Potential Utilities of Mask-Wearing and Instant Hand Hygiene for Fighting SARS-CoV-2

J Med Virol. 2020 Mar 31;10.1002/jmv.25805. doi: 10.1002/jmv.25805. Online ahead of print.

Abstract

The surge of patients in the pandemic of COVID-19 caused by the novel coronavirus SARS-CoV-2 may overwhelm the medical systems of many countries.
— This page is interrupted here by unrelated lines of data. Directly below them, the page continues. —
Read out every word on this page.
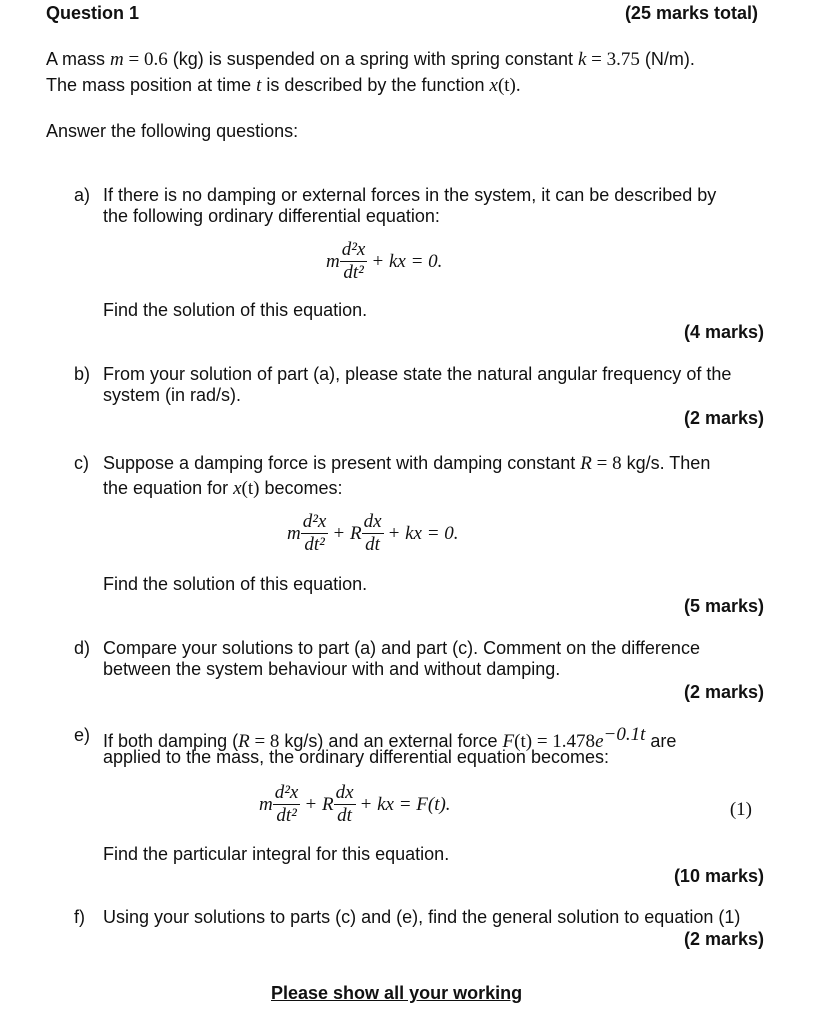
Question 1	(25 marks total)
A mass m = 0.6 (kg) is suspended on a spring with spring constant k = 3.75 (N/m).
The mass position at time t is described by the function x(t).
Answer the following questions:
a) If there is no damping or external forces in the system, it can be described by
the following ordinary differential equation:
m $\frac{\text{d²x}}{\text{dt²}}$ + kx = 0.
Find the solution of this equation.
(4 marks)
b) From your solution of part (a), please state the natural angular frequency of the
system (in rad/s).
(2 marks)
c) Suppose a damping force is present with damping constant R = 8 kg/s. Then
the equation for x(t) becomes:
m $\frac{\text{d²x}}{\text{dt²}} + R \frac{dx}{dt}$ + kx = 0.
Find the solution of this equation.
(5 marks)
d) Compare your solutions to part (a) and part (c). Comment on the difference
between the system behaviour with and without damping.
(2 marks)
e) If both damping (R = 8 kg/s) and an external force $F(t) = 1.478e^{-0.1t}$ are
applied to the mass, the ordinary differential equation becomes:
m $\frac{\text{d²x}}{\text{dt²}} + R \frac{dx}{dt}$ + kx = F(t).	(1)
Find the particular integral for this equation.
(10 marks)
f) Using your solutions to parts (c) and (e), find the general solution to equation (1)
(2 marks)
Please show all your working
Mask-wearing and handwashing can slow the spread of the virus, but currently, masks are in shortage in many countries, and timely handwashing is often impossible. In this study, the efficacy of three types of masks and instant hand wiping was evaluated using the avian influenza virus to mock the coronavirus. Virus quantification was performed using real-time reverse transcription-polymerase chain reaction. Previous studies on mask-wearing were reviewed. The results showed that instant hand wiping using a wet towel soaked in water containing 1.00% soap powder, 0.05% active chlorine, or 0.25% active chlorine from sodium hypochlorite removed 98.36%, 96.62%, and 99.98% of the virus from hands, respectively. N95 masks, medical masks, and homemade masks made of four-layer kitchen paper and one-layer cloth could block 99.98%, 97.14%, and 95.15% of the virus in aerosols. Medical mask-wearing which was supported by many studies was opposed by other studies possibly due to erroneous judgment. With these data, we propose the approach of mask-wearing plus instant hand hygiene (MIH) to slow the exponential spread of the virus. This MIH approach has been supported by the experiences of seven countries in fighting against COVID-19. Collectively, a simple approach to slow the exponential spread of SARS-CoV-2 was proposed with the support of experiments, literature review, and control experiences.

Keywords: COVID-19; coronavirus; hand hygiene; mask; pandemic; soap.